As a self-confessed sensualist, Hutchence was fascinated by the book and famously gave his girlfriend at time, Kylie Minogue, a copy. It’s been suggested it was the later anosmia that brought about a significant personality change, depression and increasingly self-destructive behaviour in him. He mentioned that completely losing the ability to smell and taste anything at all, had left him “floating in space”.
Since publication, Perfume has sold more than 20 million copies across 49 languages. Such is its magnificent magic realism, it has been credited as the flint of imagination for the 27 Club member Kurt Cobain’s Scentless Apprentice – a singularly powerful piece of grunge hard rock, and the second track of Nirvana’s 1993 final studio album, In Utero.
Often where there’s magic, there’s myth and there’s mystery. And although there are few real mysteries about bad breath, there are some mistaken beliefs.
Being able to tell that you have it by breathing into your cupped hand, is one of them.
The reason it doesn’t work is because your breath isn’t coming from the back of your throat as it does when you’re talking. It misses the gaseous odours produced at the back of the tongue – the most common area from which bad breath originates.
The methods doctors use to test for bad breath are sniffing 5cm from the patient’s mouth or from a spatula scraping of the back of the tongue; or by incubating a petri dish of a saliva sample for five minutes at 37°C.

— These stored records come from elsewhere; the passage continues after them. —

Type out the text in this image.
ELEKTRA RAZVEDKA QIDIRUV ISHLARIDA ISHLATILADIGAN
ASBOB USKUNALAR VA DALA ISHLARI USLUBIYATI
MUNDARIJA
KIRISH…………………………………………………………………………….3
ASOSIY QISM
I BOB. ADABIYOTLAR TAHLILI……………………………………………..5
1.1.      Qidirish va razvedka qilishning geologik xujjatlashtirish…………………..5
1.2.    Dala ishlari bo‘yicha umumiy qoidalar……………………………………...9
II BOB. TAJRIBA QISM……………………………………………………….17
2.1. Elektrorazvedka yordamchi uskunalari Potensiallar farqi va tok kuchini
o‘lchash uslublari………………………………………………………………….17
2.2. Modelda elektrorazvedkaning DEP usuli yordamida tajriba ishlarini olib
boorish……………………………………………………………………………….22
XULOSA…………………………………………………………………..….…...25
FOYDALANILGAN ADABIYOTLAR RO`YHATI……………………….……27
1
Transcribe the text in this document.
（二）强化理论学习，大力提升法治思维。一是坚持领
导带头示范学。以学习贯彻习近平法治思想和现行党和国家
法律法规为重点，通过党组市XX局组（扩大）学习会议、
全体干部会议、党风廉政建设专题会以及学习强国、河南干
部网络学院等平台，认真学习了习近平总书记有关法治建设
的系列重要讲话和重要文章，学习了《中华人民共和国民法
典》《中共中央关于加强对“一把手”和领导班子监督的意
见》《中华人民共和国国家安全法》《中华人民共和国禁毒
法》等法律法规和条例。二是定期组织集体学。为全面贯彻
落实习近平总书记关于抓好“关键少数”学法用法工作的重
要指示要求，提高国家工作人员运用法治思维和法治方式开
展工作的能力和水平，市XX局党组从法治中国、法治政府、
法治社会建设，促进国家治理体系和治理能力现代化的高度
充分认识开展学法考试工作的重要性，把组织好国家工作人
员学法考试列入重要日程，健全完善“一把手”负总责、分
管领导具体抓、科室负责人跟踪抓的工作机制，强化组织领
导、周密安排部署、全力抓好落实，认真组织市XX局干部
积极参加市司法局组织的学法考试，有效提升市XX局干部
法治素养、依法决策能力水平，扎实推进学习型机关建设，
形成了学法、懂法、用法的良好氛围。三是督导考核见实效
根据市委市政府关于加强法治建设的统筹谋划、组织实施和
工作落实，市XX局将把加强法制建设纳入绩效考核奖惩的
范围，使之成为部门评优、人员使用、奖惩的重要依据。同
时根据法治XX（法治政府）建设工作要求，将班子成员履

It’s also not true that halitosis is always caused by a problem elsewhere in the body. For the small percentage whereby this is the case, it’s absolutely atypical for bad breath to be the only symptom.
Reaching for the mouthwash is another misconception in treating halitosis; no matter how Gerald Lambert’s advertising campaign wiped the floor at the time.
The mint or clove additives will certainly temporarily disguise it, but with most oral rinses containing alcohol, there’s great debate about its worth. There’s the negative disruption it causes to the oral microbiome; as well as it contribution to drying out the mouth – a known factor in the halitosis stakes.
Interestingly, not everyone who thinks they have bad breath actually does.
One study quantifies that as 27%. Basically, it’s a misinterpretation of why people turn away, or step back when they’re speaking. Maybe they’re intolerable on another level – but clearly, it’s not their breath. Moreso, these are not the usual reactions to bad breath anyway: mostly people stop breathing through their nose and pretend it’s not happening.
If it is happening, and you wouldn’t have known it was you it was happening to were it not for a nice and honest friend, understand that it’s normal to be embarrassed; but be comforted too. Only a true friend puts their awkwardness aside because what they really care about, is you.
So see your dentist, have it checked out and everything will come up roses. Maybe even buy some for that kind and considerate friend.